Endoscopic appearances are variable but not suggestive of the diagnosis, and prior diagnosis of malignancy creates more diagnostic uncertainty.

It includes aphthous erosions or ulcers, friable mucosa or small punctuate bleeding sites miming colitis, plaque-like lesions, fold thickening, focal nodularity, or segmental narrowing, elevated lesions mimicking submucosal tumors [13, 7, 11]. The lesion can also resemble polyps [1, 11, 12] or may form irregular mass lesions mimicking carcinoma [8]. Strictures have resulted in obstruction mimicking carcinoma or a diverticular stricture [12]. It was the same for the treated case in which the stenotic lesion was highly suggestive of malignancy.

However, histological evidence of sarcoid granules has been found in apparently normal mucosa [2, 3, 12] so some authors speculate, for these cases, that colonic sarcoidosis first involved the submucosal lymph tissue and then will spread to a submucosal tumor [2].

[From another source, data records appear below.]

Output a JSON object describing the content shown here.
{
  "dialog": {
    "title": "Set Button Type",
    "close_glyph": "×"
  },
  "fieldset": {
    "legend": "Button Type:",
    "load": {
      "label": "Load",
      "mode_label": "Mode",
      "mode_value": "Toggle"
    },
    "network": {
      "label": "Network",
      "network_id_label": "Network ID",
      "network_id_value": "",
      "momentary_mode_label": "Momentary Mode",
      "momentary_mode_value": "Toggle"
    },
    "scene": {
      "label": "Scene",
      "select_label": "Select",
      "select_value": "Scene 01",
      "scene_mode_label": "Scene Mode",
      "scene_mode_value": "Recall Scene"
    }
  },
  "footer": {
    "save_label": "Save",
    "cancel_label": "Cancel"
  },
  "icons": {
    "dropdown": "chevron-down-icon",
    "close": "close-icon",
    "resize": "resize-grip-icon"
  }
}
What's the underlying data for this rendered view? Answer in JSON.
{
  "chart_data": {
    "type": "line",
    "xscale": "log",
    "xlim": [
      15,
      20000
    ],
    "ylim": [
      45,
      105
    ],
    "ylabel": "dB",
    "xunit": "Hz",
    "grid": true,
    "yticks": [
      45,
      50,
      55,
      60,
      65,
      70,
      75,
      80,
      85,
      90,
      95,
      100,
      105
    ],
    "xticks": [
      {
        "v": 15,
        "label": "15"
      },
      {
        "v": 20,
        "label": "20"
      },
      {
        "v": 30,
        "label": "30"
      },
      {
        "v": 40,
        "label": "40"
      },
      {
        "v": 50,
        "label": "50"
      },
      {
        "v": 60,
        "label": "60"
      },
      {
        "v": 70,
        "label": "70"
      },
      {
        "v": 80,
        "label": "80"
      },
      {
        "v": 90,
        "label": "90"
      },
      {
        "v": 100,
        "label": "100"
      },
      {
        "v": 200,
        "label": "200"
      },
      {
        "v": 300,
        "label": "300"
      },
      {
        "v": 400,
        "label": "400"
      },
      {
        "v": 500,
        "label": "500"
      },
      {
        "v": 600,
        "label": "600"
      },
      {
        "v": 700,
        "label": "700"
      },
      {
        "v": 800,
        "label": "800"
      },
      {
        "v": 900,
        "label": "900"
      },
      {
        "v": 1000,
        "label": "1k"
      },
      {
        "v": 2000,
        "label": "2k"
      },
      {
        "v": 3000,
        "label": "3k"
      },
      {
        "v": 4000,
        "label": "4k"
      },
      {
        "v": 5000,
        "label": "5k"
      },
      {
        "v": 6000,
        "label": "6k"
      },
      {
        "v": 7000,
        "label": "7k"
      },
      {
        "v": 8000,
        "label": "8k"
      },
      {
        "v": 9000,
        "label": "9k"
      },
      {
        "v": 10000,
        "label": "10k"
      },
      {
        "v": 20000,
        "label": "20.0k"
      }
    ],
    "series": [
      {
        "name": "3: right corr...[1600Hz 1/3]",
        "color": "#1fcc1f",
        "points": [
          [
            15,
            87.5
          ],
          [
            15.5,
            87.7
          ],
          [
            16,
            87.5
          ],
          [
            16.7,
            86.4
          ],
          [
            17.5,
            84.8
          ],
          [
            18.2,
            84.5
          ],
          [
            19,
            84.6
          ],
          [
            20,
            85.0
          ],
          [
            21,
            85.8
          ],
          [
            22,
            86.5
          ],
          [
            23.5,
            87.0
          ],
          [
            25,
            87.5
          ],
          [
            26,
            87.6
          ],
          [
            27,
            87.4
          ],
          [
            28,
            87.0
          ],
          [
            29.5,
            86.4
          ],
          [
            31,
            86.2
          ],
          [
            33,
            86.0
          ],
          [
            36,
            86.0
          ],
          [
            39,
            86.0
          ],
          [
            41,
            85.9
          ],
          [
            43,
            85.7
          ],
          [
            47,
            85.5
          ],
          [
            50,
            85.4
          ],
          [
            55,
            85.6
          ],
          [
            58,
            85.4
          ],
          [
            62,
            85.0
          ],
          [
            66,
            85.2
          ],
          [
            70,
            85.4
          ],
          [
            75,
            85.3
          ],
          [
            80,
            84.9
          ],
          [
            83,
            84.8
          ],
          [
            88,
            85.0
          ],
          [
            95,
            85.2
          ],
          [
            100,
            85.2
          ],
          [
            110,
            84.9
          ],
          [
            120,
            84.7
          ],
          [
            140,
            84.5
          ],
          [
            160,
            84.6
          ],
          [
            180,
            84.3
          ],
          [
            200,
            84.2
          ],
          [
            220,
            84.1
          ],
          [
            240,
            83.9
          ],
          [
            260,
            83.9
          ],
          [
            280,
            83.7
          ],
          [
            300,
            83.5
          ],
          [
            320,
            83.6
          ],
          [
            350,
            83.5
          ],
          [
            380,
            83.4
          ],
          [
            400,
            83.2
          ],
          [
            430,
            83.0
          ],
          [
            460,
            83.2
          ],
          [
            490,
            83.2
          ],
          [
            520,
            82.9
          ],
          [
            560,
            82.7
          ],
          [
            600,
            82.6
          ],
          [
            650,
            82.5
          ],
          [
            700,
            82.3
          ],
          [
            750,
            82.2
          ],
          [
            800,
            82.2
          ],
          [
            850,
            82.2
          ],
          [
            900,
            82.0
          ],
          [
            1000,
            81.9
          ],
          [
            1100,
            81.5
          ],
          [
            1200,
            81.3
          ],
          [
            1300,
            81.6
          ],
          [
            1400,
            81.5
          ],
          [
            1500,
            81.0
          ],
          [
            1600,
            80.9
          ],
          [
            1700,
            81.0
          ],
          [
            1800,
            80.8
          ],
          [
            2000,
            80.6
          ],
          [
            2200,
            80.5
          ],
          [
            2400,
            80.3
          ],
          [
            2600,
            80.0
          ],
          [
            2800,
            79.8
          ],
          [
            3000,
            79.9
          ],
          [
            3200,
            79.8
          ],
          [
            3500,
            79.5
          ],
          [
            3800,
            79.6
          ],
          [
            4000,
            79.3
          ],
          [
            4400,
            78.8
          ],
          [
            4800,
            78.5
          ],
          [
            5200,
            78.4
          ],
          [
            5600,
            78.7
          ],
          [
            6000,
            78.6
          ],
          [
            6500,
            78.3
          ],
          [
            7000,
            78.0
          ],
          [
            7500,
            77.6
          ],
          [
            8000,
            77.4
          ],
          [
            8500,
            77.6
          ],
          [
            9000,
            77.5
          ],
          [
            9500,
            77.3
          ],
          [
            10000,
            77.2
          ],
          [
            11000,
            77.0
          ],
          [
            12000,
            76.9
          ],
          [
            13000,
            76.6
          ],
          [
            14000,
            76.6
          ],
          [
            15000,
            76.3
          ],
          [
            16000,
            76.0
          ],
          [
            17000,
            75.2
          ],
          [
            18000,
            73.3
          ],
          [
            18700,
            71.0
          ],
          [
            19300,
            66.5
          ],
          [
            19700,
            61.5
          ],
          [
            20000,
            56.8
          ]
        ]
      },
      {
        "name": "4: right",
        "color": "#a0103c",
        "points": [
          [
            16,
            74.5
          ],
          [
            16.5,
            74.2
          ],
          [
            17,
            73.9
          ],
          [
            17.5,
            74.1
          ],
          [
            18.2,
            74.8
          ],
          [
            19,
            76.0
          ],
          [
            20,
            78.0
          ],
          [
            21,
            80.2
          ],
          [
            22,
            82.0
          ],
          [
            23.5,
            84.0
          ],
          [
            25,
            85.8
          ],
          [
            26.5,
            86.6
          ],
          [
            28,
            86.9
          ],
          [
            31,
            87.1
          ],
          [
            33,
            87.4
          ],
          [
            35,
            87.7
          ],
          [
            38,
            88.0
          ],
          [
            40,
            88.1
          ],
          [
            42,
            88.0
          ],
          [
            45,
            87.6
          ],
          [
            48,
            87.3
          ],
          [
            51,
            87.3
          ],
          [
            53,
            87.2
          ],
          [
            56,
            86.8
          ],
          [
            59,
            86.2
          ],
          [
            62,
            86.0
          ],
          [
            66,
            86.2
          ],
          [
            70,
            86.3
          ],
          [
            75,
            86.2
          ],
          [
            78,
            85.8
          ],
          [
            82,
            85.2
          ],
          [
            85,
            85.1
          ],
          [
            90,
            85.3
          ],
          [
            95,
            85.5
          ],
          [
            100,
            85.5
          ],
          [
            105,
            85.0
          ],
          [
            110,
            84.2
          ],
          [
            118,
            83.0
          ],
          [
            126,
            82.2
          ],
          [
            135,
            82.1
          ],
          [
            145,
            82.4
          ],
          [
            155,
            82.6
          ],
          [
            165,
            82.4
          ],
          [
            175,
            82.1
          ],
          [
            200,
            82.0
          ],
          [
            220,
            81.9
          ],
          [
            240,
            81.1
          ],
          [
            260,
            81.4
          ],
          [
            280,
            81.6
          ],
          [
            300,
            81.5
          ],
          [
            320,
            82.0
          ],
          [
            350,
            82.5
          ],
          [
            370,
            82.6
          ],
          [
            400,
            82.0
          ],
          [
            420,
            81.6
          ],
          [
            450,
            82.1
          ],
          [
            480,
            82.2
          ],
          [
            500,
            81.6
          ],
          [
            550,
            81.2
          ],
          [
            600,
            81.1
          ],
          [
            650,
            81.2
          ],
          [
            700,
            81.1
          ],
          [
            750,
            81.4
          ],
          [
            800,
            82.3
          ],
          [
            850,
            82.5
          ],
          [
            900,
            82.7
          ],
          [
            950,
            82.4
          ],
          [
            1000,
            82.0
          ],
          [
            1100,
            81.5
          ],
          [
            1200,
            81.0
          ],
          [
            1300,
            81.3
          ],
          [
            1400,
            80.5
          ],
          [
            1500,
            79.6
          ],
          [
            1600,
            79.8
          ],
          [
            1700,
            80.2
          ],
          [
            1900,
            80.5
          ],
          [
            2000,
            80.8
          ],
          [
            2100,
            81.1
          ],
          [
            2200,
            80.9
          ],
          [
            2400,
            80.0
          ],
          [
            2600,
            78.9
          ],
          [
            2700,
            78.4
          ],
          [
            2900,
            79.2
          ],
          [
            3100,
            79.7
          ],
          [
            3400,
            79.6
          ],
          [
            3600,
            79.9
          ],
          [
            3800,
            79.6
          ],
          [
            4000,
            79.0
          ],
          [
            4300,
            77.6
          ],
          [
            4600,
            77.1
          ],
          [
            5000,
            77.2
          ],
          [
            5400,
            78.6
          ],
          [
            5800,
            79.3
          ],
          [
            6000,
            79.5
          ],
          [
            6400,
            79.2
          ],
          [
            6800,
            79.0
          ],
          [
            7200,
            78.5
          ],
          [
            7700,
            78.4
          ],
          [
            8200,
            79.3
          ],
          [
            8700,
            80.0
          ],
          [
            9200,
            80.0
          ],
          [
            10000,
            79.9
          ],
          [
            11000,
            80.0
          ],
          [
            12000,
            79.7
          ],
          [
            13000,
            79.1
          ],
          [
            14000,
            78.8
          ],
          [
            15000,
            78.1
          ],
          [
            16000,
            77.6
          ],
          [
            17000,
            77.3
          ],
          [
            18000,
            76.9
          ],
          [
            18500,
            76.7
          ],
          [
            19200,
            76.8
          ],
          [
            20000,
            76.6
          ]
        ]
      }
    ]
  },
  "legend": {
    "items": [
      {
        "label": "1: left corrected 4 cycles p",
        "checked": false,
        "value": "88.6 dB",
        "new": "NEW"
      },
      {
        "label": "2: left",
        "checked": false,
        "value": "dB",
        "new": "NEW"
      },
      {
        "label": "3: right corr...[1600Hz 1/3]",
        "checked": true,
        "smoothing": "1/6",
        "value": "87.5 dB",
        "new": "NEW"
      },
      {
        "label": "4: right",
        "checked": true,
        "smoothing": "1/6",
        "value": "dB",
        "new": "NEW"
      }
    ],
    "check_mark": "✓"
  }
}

In biopsy specimens, the presence of noncaseating granulomas containing multinucleated giant cells with little inflammation or crypt abscess formation is the pathologic hallmark of this disease [5, 7, 8]. The diagnosis is made if these histological findings are found in a patient with a compatible history. So, the pathologist must exclude the other granulomatous disorders such as tuberculosis, fungal infections, inflammatory bowel disease, malignancy, and delayed-type hypersensitivity to foreign antigens [1, 3, 5, 7, 9]. Crohn’s disease and Wegener granulomatosis are rarely difficult to differ from sarcoidosis.

The utility of serum angiotensin-converting enzyme (SACE) level in differentiating sarcoidosis from Crohn’s disease has been reported [9].

Serum ACE is thought to be produced by the epithelioid cells within sarcoid granulomas. It is elevated in approximately 60% of patients with sarcoidosis, and its level is thought to reflect whole-body granuloma mass and disease activity [7, 8].

Mentions of colonic sarcoidosis and corresponding radiologic descriptions are few. CT may show segmental or a symmetric wall thickening with preserved wall stratification [5]. These findings are not specific, and their differential diagnosis includes chronic inflammatory bowel disease, tuberculosis, and carcinoma. For our case, the tumor was unusual because it remains confined to the right colon wall with no extension to the adjacent structure despite its larger size up to 8 cm.

In case of appearance pseudotumor, if biopsy specimens fail to demonstrate the diagnosis of colonic sarcoidosis, surgical treatment with conventional surgical oncologic principle must be proposed for fear of carcinoma [10].

If not and if sarcoidosis is symptomatic, it can be treated with systemic corticosteroids [1, 4].

4. Conclusion

Colon is an uncommon site of gastrointestinal sarcoidosis. It should always be suspected for the tumor developing in colon in patients with the history of sarcoidosis especially when sarcoidosis lesions were found in several organs. The diagnosis is difficult to be made because of their high similarities in appearance with malignant tumor. The diagnosis should be suspected with compatible history patients if histology failed to show neoplastic proliferation. In these cases, only the presence of noncaseating granulomas will make the diagnosis. If not, patients should be treated as having a carcinoma.

Conflict of Interests

The authors declare that there is no conflict of interests.